Salgado - Essa é uma discussão pesada (risos). Em primeiro lugar, quando ela surge é complemente diferente, com uma noção de que a verdade esteja fora do homem. Como se a verdade estivesse posta objetivamente no mundo e os homens fosse lá e a captassem. A verdade é fruto de um processo de interrelação humana. É no diálogo, na retórica, na discussão, no plano da linguagem e no embate que a verdade se produz. O homem moderno tendeu a produzir uma ideia de verdade curiosa. Ela existiria quase que apesar dos homens. É complicado quando se trata isso em relação ao problema da História. Muitos regimes e interpretações supõem a verdade da História e isso pode ter consequências graves e perigosas. O que não quer dizer que o historiador não trabalhe com a noção de verdade. Até porque ela é importante para o nosso trabalho. Acreditando que aquilo tem um compromisso com a verdade. Mas uma verdade que está pautada pela possibilidade da discussão, do debate. Não pode ser absoluta, porque esta é da ordem do divino e a palavra dos historiadores é a dos homens. É qualificada a partir de uma especialização, de profissionalização, mas é uma palavra humana. Sempre me lembro de um texto belíssimo do José Américo Mota Peçanha que diz: “O lugar dos homens é aquém da montanha”, ou seja, não é próximo aos deuses. Os homens estão entre si, e essa nossa contingência faz com que estejamos num terreno em que a verdade se produz pelo debate. A verdade do divino é incontestável. Mas para os homens, sempre há discussão.

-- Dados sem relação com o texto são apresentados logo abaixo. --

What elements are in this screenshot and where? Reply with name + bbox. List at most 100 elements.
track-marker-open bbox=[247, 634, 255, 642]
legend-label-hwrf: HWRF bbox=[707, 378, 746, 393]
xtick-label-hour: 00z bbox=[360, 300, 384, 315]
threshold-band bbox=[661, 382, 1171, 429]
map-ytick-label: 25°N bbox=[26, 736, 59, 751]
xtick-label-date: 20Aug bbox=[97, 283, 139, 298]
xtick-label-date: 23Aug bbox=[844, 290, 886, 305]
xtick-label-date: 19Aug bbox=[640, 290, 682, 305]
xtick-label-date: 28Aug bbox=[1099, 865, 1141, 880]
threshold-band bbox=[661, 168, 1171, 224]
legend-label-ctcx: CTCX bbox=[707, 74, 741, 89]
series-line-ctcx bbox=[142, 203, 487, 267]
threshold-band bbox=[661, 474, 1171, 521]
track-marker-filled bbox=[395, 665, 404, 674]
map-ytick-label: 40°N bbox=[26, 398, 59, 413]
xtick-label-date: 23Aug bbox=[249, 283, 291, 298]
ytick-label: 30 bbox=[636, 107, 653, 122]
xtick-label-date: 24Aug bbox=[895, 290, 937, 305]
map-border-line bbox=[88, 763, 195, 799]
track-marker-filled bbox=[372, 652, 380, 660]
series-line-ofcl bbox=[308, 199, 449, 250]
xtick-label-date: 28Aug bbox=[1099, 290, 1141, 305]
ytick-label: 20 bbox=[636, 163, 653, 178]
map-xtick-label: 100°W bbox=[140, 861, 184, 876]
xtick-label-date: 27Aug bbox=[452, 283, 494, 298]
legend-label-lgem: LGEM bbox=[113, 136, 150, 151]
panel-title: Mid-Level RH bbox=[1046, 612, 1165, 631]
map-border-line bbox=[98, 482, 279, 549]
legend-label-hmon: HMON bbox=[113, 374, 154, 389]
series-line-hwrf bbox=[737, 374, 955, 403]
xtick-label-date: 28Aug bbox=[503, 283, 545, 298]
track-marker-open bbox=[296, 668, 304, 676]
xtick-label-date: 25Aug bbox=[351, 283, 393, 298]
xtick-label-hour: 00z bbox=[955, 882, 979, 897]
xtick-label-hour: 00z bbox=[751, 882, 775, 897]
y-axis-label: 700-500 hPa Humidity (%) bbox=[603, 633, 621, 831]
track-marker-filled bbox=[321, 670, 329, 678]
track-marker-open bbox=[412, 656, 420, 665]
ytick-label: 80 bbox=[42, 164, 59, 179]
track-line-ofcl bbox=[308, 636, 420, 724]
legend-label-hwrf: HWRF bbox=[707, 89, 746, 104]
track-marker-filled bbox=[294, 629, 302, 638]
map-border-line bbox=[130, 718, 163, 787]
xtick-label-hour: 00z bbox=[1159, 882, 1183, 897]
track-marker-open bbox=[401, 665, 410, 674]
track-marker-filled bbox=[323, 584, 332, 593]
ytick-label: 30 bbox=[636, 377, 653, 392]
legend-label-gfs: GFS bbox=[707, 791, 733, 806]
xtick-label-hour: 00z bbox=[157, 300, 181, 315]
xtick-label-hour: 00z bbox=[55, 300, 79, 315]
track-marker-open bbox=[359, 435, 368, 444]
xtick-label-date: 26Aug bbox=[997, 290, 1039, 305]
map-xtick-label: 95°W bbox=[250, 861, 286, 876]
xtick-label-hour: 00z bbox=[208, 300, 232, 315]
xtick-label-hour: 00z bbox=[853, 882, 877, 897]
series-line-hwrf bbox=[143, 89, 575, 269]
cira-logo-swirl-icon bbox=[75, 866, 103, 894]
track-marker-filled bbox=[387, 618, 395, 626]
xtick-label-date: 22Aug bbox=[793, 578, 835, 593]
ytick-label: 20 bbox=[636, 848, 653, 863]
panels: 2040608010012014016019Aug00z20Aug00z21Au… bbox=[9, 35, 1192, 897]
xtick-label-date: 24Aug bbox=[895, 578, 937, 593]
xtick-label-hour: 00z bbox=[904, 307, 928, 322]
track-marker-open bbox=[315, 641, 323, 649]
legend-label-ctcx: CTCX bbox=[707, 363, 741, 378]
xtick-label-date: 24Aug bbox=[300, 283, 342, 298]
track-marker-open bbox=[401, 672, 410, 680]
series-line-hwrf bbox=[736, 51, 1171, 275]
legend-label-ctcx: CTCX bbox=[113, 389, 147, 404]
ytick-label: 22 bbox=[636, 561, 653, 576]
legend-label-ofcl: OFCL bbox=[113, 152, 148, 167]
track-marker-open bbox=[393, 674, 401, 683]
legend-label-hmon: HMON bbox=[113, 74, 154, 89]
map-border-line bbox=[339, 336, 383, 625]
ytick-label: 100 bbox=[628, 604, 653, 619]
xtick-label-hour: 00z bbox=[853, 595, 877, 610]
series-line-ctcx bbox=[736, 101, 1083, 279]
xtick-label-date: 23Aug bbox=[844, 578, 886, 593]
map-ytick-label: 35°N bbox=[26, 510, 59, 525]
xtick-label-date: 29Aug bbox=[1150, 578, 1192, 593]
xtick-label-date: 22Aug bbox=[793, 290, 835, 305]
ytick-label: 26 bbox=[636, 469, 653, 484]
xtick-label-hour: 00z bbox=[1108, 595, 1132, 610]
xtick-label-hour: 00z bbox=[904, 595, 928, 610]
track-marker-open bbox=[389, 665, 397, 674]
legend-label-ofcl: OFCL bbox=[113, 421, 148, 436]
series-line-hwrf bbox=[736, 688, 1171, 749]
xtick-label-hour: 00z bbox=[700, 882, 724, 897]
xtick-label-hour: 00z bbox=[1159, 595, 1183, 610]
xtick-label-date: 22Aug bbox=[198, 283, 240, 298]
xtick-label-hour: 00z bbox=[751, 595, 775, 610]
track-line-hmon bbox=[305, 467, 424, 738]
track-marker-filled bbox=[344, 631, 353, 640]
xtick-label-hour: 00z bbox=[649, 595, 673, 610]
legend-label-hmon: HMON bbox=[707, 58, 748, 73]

OP - Dentro dessa noção e busca por uma verdade, o distanciamento histórico vem sendo questionado?
Salgado - Eu sou professor de teoria, de metodologia e esses são assuntos que levanto com meus alunos, porque diz respeito ao que eles vão fazer como profissionais. Por um lado, a ideia do distanciamento é importante. É ele que me permite colocar o outro numa relação em que eu possa vê-lo não necessariamente como uma continuidade do que eu sou. O distanciamento que permita ver o outro nas suas próprias condições. Por outro lado, há uma impossibilidade de distanciamento do historiador, porque cada um quando trabalha sobre um tema, de alguma maneira, está concernido por ele. O pesquisador escolheu, obviamente gosta do que faz, portanto, está evolvido com aquilo. É uma relação paradoxal, mas deve ser enfrentada pelo historiador. Ela o obriga a certa distância para que ele produza perspectiva histórica, crítica e percepção do outro e de si mesmo. Mas é ingênuo supor que ele não está envolvido.

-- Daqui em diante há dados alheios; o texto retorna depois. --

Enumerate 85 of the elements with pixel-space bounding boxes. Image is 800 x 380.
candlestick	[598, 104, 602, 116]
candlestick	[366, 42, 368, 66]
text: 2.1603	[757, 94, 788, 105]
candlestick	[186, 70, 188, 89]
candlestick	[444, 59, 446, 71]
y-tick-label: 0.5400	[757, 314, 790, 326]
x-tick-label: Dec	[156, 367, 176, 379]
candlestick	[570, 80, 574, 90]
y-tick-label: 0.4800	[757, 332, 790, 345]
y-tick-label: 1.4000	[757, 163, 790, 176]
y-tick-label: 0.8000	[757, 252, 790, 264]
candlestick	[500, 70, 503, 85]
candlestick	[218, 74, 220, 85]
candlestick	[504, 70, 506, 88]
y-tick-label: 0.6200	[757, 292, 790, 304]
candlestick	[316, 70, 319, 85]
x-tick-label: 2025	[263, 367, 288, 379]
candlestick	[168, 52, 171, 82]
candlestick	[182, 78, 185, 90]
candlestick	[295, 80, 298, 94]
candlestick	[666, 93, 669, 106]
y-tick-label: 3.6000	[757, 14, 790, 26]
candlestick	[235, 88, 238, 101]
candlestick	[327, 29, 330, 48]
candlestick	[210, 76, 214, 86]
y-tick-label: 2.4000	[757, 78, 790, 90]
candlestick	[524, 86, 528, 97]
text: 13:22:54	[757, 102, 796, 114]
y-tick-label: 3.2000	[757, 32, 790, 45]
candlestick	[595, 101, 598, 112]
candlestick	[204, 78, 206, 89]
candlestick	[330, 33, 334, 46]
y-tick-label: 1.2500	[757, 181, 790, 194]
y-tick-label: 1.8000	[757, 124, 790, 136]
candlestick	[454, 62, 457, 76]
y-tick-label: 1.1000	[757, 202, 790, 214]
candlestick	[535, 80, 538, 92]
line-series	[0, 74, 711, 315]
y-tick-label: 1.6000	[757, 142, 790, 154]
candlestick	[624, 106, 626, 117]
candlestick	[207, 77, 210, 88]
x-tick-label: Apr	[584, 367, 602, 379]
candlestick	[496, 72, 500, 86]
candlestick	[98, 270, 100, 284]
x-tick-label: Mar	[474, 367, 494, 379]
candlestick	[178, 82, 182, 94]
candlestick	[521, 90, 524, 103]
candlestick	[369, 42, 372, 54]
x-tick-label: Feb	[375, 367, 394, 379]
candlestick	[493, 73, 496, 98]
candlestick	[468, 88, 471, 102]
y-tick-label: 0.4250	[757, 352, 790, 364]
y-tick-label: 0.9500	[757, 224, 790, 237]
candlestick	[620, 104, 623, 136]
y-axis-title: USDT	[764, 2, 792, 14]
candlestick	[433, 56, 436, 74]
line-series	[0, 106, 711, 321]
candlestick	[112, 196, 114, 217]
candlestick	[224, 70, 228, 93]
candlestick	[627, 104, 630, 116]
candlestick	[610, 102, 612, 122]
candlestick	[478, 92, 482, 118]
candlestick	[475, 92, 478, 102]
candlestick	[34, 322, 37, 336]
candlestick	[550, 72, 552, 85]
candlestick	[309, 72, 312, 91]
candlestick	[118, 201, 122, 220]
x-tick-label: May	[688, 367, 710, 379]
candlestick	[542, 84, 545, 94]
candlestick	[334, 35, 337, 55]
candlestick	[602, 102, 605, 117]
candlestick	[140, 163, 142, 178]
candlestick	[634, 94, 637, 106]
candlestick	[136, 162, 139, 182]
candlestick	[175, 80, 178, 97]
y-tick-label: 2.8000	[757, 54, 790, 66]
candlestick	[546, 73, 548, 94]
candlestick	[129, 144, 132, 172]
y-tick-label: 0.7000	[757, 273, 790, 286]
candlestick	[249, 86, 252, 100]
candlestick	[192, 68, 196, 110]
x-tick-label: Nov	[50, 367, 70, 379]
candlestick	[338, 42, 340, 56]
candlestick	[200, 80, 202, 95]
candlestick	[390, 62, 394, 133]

OP - O tema da ética, sem dúvida, é amplo e alcança as mais variadas áreas. O desafio, portanto, é fazer com que o encontro alcance o cotidiano da cidade?

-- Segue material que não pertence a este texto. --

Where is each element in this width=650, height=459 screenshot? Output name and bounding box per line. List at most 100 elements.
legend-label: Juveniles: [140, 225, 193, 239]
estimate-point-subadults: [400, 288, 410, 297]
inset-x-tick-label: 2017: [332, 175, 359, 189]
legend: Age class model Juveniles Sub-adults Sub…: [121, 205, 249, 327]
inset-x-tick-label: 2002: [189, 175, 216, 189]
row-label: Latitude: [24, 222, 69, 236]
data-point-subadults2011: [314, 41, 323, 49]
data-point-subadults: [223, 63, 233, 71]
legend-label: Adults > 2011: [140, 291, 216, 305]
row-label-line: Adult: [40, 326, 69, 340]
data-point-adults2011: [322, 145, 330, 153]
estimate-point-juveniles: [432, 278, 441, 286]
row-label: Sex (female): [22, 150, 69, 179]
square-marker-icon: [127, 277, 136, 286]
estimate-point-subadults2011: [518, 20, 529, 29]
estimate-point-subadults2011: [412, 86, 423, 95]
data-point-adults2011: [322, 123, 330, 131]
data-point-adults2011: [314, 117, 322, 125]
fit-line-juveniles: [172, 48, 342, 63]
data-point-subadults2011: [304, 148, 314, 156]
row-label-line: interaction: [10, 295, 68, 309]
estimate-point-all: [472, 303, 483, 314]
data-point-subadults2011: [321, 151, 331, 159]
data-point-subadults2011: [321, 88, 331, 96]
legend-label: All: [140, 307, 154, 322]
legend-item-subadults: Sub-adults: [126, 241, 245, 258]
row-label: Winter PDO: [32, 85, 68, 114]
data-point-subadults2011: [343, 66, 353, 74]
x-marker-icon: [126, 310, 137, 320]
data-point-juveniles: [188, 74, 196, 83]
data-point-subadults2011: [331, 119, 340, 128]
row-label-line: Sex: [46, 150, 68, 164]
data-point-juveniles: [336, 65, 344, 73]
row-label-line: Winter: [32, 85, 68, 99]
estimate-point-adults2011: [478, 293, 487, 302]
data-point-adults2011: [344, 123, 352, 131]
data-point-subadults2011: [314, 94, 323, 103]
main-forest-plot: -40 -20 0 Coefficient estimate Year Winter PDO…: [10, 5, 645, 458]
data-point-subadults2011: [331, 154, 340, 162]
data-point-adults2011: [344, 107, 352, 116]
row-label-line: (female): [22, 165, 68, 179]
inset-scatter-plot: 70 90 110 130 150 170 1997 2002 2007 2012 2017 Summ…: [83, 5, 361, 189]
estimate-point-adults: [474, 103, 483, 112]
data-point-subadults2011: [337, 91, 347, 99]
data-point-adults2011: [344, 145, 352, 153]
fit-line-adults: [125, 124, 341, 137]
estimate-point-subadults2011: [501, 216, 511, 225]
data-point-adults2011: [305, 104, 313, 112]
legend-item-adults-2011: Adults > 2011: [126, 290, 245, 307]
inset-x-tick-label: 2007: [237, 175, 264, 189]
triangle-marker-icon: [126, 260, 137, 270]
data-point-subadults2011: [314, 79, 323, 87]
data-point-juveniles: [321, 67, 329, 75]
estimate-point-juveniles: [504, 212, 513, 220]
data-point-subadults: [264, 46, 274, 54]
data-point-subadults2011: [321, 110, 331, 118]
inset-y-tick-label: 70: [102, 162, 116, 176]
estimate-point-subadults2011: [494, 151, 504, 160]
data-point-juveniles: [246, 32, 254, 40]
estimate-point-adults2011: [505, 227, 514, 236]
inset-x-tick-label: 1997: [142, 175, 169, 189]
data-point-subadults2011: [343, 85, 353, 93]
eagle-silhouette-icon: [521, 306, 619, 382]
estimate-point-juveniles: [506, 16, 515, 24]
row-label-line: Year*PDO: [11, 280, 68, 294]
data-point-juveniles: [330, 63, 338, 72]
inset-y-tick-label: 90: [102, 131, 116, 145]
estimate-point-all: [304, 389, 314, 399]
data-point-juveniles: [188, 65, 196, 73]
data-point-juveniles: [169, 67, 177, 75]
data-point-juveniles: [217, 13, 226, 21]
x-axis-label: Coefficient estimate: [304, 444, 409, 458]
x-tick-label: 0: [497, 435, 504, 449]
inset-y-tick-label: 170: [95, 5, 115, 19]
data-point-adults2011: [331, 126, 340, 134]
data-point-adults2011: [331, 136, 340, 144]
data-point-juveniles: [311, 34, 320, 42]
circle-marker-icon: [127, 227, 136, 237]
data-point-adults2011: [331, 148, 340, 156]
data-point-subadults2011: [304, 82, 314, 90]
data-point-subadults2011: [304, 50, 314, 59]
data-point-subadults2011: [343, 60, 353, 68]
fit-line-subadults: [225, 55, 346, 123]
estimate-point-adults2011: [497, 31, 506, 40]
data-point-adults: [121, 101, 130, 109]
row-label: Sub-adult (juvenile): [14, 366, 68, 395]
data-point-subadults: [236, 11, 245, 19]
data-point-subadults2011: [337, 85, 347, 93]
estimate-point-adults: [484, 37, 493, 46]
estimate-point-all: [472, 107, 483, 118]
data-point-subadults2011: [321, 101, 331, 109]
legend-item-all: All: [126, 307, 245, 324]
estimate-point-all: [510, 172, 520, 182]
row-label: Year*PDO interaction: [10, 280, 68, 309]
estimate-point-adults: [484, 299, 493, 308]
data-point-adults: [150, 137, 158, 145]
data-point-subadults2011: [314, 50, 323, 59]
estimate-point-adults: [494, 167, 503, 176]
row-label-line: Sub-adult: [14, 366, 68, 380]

Salgado - Um tema como esse é, para nós brasileiros de 2009, de extrema contemporaneidade. Não é uma discussão puramente acadêmica e diz respeito a qualquer cidadão cuja cidade, por exemplo, não tenha transporte público ou ele não funcione. Isso diz respeito ao cidadão que chegue a um hospital público e não seja atendido. E abra as páginas do jornal e perceba que há uma farra com o dinheiro público para coisas de ordem privada. Num País como o nosso, onde a confusão é absoluta entre o público e o privado, a discussão sobre a ética está na raiz dos nossos problemas. Se construirmos a ética da cidadania e do espaço público, vamos conseguir enfrentar muitos dos dilemas que vivemos em qualquer grande cidade do Brasil. Tem haver conosco, como cidadãos brasileiros.